Another point is that banks generally approve 60% -85% of total value of property value, which is on legal papers.

How to search for your dream home

This is the most tedious process and takes lot of time. You must have great patience, time and ability to judge many factors like locality, electricity and water supply, age of building etc.

You can start with asking your friends, relatives and colleagues about possible sale of property in the area in which they are living.

Daily newspaper is full of advertisements which you’re looking for

Check out the local property dealers / real estate agents of the area

Contacting builder directly

Checking online property websites

Documents Required to get Home Loan

  • Photographs
  • Age proof
  • PAN card
  • Address proof
  • Identity Proof
  • Aaadhaar card
  • Income proof – last 3 years income tax return file
  • Education proof
  • Bank statements – last 3 years
  • Details about the property for which you want to avail loan
  • Employment / business details



All banks charge certain percentage of loan approved as processing fees.

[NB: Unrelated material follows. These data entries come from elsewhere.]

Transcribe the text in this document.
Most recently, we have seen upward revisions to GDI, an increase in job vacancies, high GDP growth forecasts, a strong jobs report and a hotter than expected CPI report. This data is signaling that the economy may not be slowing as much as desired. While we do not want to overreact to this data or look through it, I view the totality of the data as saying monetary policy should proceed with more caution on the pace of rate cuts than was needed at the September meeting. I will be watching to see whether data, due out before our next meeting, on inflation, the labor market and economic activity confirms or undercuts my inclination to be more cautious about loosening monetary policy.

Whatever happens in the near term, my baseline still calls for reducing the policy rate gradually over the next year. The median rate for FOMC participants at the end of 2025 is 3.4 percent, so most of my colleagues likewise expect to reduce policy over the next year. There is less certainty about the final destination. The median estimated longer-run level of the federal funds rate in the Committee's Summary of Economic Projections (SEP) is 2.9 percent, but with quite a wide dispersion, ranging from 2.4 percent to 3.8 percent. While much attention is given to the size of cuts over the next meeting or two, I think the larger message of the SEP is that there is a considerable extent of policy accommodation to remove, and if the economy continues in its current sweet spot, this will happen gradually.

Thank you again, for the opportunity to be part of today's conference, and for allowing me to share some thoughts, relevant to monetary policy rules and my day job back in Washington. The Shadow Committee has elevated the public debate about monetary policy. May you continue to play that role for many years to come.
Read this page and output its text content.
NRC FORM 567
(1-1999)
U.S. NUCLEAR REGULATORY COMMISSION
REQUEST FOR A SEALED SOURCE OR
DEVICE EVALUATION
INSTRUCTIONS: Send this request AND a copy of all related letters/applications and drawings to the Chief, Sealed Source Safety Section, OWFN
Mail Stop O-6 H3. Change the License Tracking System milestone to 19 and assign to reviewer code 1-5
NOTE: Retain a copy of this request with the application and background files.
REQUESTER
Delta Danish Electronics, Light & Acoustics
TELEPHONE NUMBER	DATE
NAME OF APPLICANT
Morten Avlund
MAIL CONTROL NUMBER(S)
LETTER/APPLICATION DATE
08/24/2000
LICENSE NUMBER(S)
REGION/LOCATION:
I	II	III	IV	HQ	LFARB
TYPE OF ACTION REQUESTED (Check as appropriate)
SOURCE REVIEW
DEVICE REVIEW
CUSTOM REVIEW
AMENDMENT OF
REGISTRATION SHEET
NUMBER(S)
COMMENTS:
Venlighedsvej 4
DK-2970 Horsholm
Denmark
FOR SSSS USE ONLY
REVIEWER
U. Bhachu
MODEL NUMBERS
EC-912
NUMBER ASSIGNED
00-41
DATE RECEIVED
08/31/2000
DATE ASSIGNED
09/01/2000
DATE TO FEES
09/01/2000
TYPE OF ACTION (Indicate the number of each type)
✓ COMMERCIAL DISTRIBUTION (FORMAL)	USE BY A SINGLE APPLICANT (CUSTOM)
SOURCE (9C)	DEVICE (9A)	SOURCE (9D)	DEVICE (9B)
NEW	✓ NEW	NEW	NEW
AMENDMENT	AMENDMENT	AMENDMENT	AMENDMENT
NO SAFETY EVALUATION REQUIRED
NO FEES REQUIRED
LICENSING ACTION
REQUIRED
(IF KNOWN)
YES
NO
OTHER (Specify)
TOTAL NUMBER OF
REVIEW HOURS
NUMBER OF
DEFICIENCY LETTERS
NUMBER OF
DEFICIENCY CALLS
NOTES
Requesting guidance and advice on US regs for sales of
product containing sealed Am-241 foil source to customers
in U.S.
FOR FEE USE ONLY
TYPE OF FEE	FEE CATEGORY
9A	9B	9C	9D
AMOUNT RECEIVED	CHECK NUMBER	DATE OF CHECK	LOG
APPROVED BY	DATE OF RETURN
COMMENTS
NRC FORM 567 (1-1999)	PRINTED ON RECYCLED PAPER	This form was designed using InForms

This varies from 0.25% – 1% + service tax. Banks keeps on changing this amount, especially near festival seasons.

You must check out other charges, which occurs in due course of time like prepayment charges, charges for late payment, statement of account, documents retrieval charges, income tax certificate etc.

Tax Benefits

You can claim principal repayment amount of a loan for deduction under Sec-80C, upto max. of Rs. 1 lac in a fincnail year. This limits includes all your other investments – life insurance premium, children’s school tuition fees, PPF etc.

You can also claim up to Rs. 1,50,000 or the actual interest repaid whichever is lower under Sec 24. But remember, you can claim this interest when and only when you are in possession of the house and not before that.

If your spouse is a co-owner and co-borrower, then both can claim for tax deductions in the ratio of ownership.

Remember, there is no tax benefit for buying a plot.